Mnémosyne (A Penny for my Thoughts)

 

Mnémosyne est un jeu.

 

Ou peut-être que non…

 

Je ne sais pas, je ne sais plus !

 

Bon, on va dire que oui. Mnémosyne, de son titre original A Penny for my Thoughts, est donc un jeu de « narration collaborative » de Paul Tevis, entendez par là une sorte de jeu de rôle sans maître de jeu ni préparation, tellement narrativiste que c’est même écrit dessus.

 

Le principe en est simple : chaque joueur (trois à cinq) est un patient devenu amnésique suite à un sévère traumatisme. Ensemble, ils forment un groupe de thérapie. Ils se sont fait injecter une drogue – la mnémosyne, donc – qui permet d’avoir accès à l’inconscient d’autrui. Chaque patient est ainsi en mesure d’aider les autres à se souvenir de ce qui s’est passé, et peut donc compter sur l’assistance de ses camarades pour le « guider » dans son « voyage » et ainsi retrouver la mémoire.

 

Le jeu ne nécessite aucune préparation : en théorie, on peut se lancer dedans même sans lecture préalable du livre, dès l’instant qu’un des joueurs assume le rôle de « lecteur », rapportant à voix haute les différentes étapes du processus thérapeutique (d’où une construction du livre assez particulière, toute en flash-back et flash-forward), ce qui renforce à mon avis le côté « secte » ou du moins « thérapie de groupe » (expérience douloureuse…), mais bon, hein, bon.

 

Concrètement, dans la version « basique » du jeu (deux variantes sont proposées en annexe, l’une façon « Jason Bourne », et l’autre lovecraftienne, mais pas forcément très convaincante ai-je trouvé), chaque patient à tour de rôle va devenir le « voyageur » en fonction du nombre de pièces de monnaie dont il dispose, ces pièces matérialisant la capacité à se souvenir. Il lui faudra tout d’abord se souvenir d’une chose agréable, puis d’une chose désagréable, et enfin de ce qui l’a conduit à perdre la mémoire.

 

Pour ce faire, le joueur commence par piocher un « déclencheur de mémoire » (un objet, par exemple, une sensation, etc.). Chaque autre patient lui pose alors une « question directrice » sur le souvenir impliqué par ce déclencheur, question à laquelle la réponse sera forcément « oui, et… (précision) ». Le « voyage » se met ainsi en place.
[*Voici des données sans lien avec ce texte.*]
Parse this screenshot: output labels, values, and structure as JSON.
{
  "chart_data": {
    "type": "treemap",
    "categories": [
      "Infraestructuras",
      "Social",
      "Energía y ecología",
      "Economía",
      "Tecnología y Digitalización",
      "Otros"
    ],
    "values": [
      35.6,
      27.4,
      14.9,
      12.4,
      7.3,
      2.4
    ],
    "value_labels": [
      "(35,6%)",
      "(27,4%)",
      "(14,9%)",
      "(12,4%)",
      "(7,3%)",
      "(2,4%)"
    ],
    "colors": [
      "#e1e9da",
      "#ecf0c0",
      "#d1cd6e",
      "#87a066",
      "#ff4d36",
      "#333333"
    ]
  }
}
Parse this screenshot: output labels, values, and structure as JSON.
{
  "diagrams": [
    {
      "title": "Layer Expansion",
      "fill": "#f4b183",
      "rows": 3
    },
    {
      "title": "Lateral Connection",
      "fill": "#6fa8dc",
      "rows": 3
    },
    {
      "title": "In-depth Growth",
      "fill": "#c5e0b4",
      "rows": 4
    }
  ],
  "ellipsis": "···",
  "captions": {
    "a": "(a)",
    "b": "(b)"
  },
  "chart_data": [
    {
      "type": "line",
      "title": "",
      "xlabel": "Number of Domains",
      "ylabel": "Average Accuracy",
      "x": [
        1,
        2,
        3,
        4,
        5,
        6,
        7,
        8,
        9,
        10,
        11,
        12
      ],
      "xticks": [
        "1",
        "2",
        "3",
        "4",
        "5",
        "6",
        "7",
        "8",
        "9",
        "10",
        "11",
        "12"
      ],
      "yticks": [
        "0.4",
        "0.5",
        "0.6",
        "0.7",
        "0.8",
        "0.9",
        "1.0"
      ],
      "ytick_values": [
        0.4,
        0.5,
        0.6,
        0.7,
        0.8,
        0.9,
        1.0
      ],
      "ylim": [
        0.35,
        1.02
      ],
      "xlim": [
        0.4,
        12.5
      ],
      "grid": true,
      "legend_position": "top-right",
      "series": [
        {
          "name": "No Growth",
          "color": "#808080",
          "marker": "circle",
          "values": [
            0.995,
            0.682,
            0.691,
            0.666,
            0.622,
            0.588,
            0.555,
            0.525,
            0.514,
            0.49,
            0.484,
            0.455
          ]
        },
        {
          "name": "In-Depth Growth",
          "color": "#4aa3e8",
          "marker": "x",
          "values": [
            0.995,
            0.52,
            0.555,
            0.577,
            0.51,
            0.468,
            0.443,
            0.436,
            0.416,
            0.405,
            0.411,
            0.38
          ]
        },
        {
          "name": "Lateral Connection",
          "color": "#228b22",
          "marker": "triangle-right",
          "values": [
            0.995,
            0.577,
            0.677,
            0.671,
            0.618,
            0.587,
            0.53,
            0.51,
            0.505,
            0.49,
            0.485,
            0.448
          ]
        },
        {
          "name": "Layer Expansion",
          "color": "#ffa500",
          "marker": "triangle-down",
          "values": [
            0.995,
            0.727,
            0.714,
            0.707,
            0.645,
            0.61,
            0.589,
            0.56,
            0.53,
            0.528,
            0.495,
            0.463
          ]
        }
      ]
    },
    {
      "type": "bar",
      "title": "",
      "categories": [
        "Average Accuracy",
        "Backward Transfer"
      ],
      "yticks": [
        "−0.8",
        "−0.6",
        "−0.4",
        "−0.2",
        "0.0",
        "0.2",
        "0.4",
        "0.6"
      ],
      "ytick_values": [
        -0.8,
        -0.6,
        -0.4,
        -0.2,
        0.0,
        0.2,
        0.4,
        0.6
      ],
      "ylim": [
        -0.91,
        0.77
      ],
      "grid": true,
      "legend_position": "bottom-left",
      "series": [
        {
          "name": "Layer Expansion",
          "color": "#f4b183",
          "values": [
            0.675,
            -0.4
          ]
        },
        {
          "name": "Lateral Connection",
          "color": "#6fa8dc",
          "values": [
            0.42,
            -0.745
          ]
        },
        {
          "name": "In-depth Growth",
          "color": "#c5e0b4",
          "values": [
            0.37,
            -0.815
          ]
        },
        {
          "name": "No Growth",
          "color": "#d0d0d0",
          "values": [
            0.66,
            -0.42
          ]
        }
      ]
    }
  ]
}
Mais le « voyageur » ne doit pas encore aller trop loin. Il va devoir ensuite demander une « direction » à deux autres joueurs : « Qu’ai-je fait ou dit à ce moment-là ? » Les autres patients ayant accès à l’inconscient du joueur font ainsi chacun une suggestion, et le « voyageur » choisit en échange d’une pièce de monnaie en disant : « Oui, je me souviens maintenant », et brode sur cette direction. L’étape se répète tant que le « voyageur » a des pièces à donner. Et on alterne ainsi jusqu’à ce que chaque joueur ait retrouvé la mémoire… et décide de conserver ses souvenirs ou non.

 

Mnémosyne est à n’en pas douter un jeu aussi astucieux que fascinant dans sa manière d’explorer les souvenirs et de faire appel à la collaboration de tous pour l’élaboration du récit. Le livre est peut-être un peu abstrait à la première lecture (notamment du fait des incessants renvois) mais, de même que pour Fiasco, une partie retranscrite permet de mieux en saisir les tenants et les aboutissants.

 

Cependant – et c’est là une première en ce qui me concerne –, Mnémosyne m’effraie presque autant qu’il me séduit. Je ne suis pas en train de faire mon Jacques Pradel ou ma Mireille Dumas, hein ; mais le fait est que, dans son principe, Mnémosyne rappelle si fortement l’expérience de thérapie de groupe, et se révèle tellement à même de faire parler l’inconscient du joueur plutôt que du « personnage » (si tant est qu’il y en ait un…), que je ne peux m’empêcher de lui trouver un caractère quelque peu inquiétant, voire oppressant… C’est aussi en cela que A Penny for My Thoughts me paraît dépasser le cadre « simplement » ludique pour constituer une expérience à part. D’où l’interrogation sur laquelle s’est ouvert l’article, moins gratuite qu’on ne pourrait le penser. J’y vois presque une expérience limite, que je ne qualifierais pas vraiment de « dangereuse », n’allons pas jusque-là – à vrai dire, ça repose tellement sur le processus thérapeutique que je serais prêt à croire en son caractère utile, voire salutaire (j’aimerais bien avoir l’avis d’un psychiatre là-dessus…) –, mais tout de même quelque peu angoissante. En un mot comme en cent, je ne jouerais pas à Mnémosyne avec tout le monde, de crainte de « m’ouvrir » trop (mais ça, c’est moi, ça) ; mais avec un petit groupe motivé, soudé et conscient de la portée du « jeu », je suis persuadé qu’il y a là de quoi vivre une expérience hautement enthousiasmante, brillamment conçue, très intelligente dans le fond comme dans la forme.

 

Mnémosyne vaut donc assurément le détour. Mais – c’est sans doute la première fois que je le dis, et probablement la dernière – je tends à croire qu’il n’est pas à mettre entre toutes les mains, et nécessite des conditions bien particulières pour fonctionner de la meilleure manière. Impressionnant, séduisant, mais quelque peu inquiétant aussi, donc, en ce qui me concerne tout du moins. Un jeu pas seulement ludique ; bien plus que ça…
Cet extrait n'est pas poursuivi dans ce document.